The pope said genetic research had taken giant steps in recent years, opening new horizons for the diagnosis and treatment of diseases and giving new hope to many people. But he said the advances were sometimes accompanied by a tendency to reduce human beings to their genetic makeup.
"Man will always be greater than all that which makes up his body; in fact, he possesses the power of thought, which is always directed toward the truth about himself and about the world," he said.
"Every human being, therefore, is much more than the singular combination of genetic information that is transmitted to him by parents," he said.
The pope said the risk of eugenics, which aims to improve the human species by selective breeding, is no longer found in the racist ideologies of state regimes, but rather in a new mentality that tends to value human life for its capacity for work, efficiency and physical beauty.
When a genetic defect or illness appears, from the moment of conception onward, the person's life is often judged as "not worthy of being lived," he said.
The pope said it should be forcefully affirmed that every person has equal dignity by virtue of being alive, and that his "biological, psychic and cultural development or state of health can never become a discriminatory element."
He said society should focus on building a "culture of acceptance and love" marked by solidarity with those who suffer and the removal of barriers that are often erected against the disabled or the sick.
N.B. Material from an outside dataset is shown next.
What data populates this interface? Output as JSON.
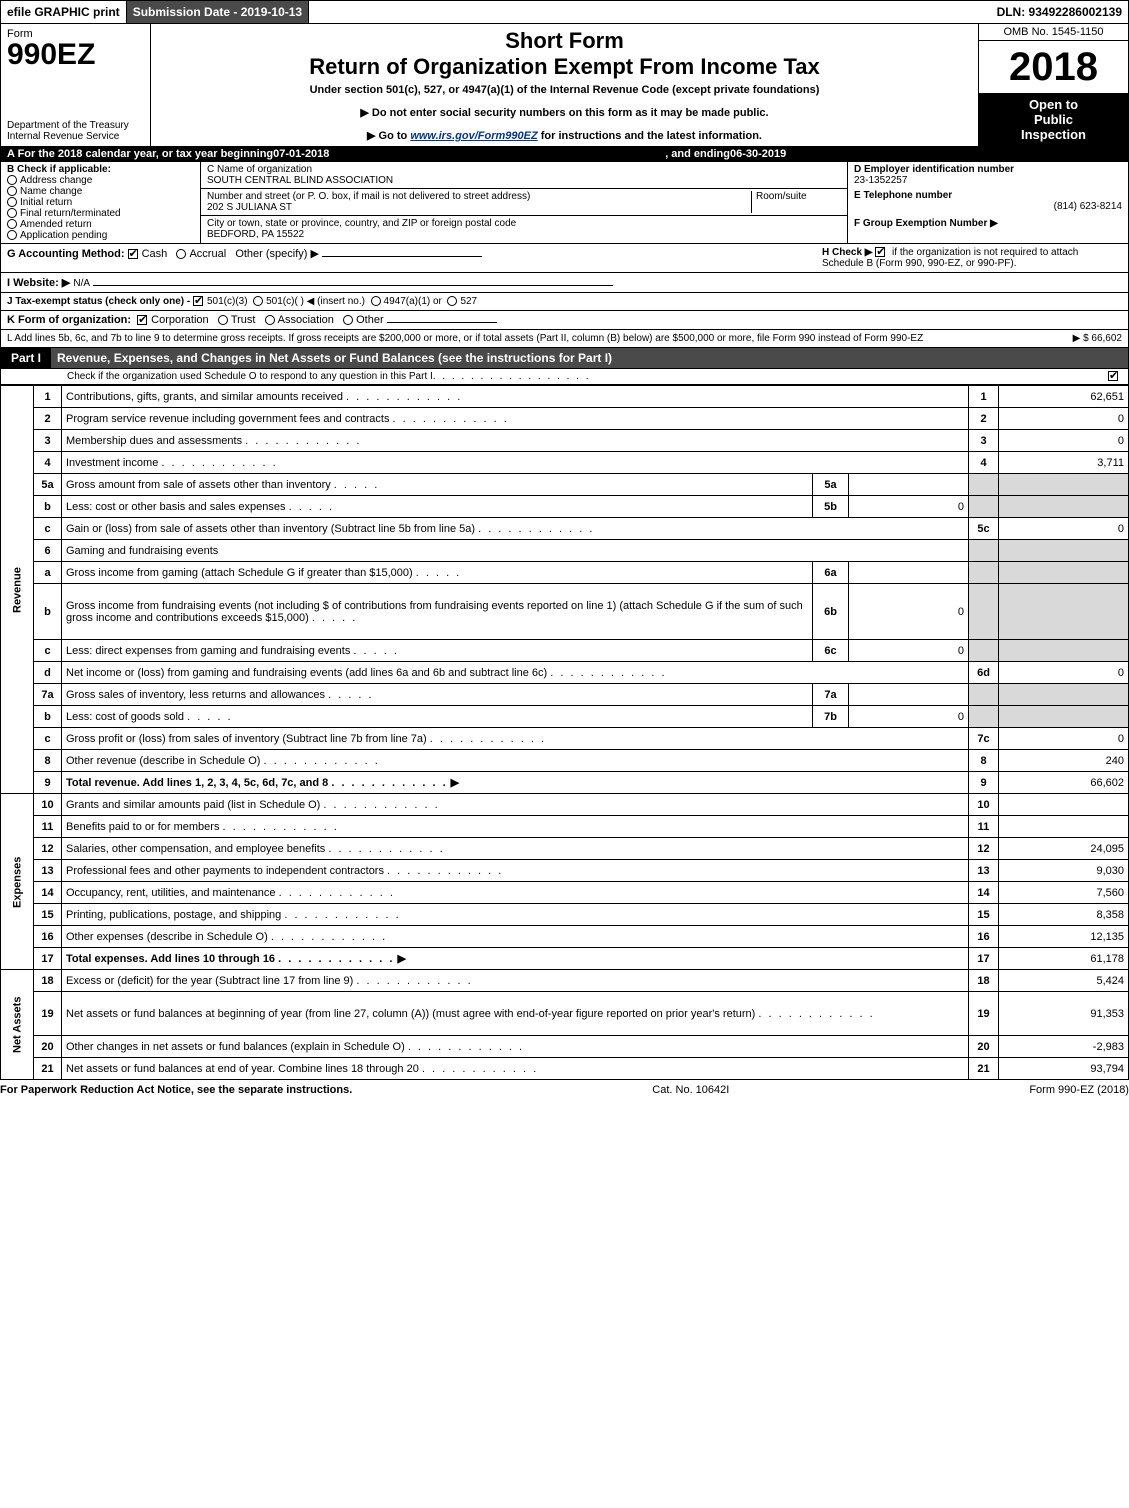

In no case should human life be selected or suppressed on the basis of an abstract ideal of physical health or perfection, he said.
The pope said it was especially important that these principles be applied to life at its earliest stages.

"If man is reduced to an object of experimental manipulation from the first stages of his development, it means that medical biotechnology is surrendering to the will of the strongest," he said. Trust in science must not make people forget the primacy of ethics when human life is involved, he said.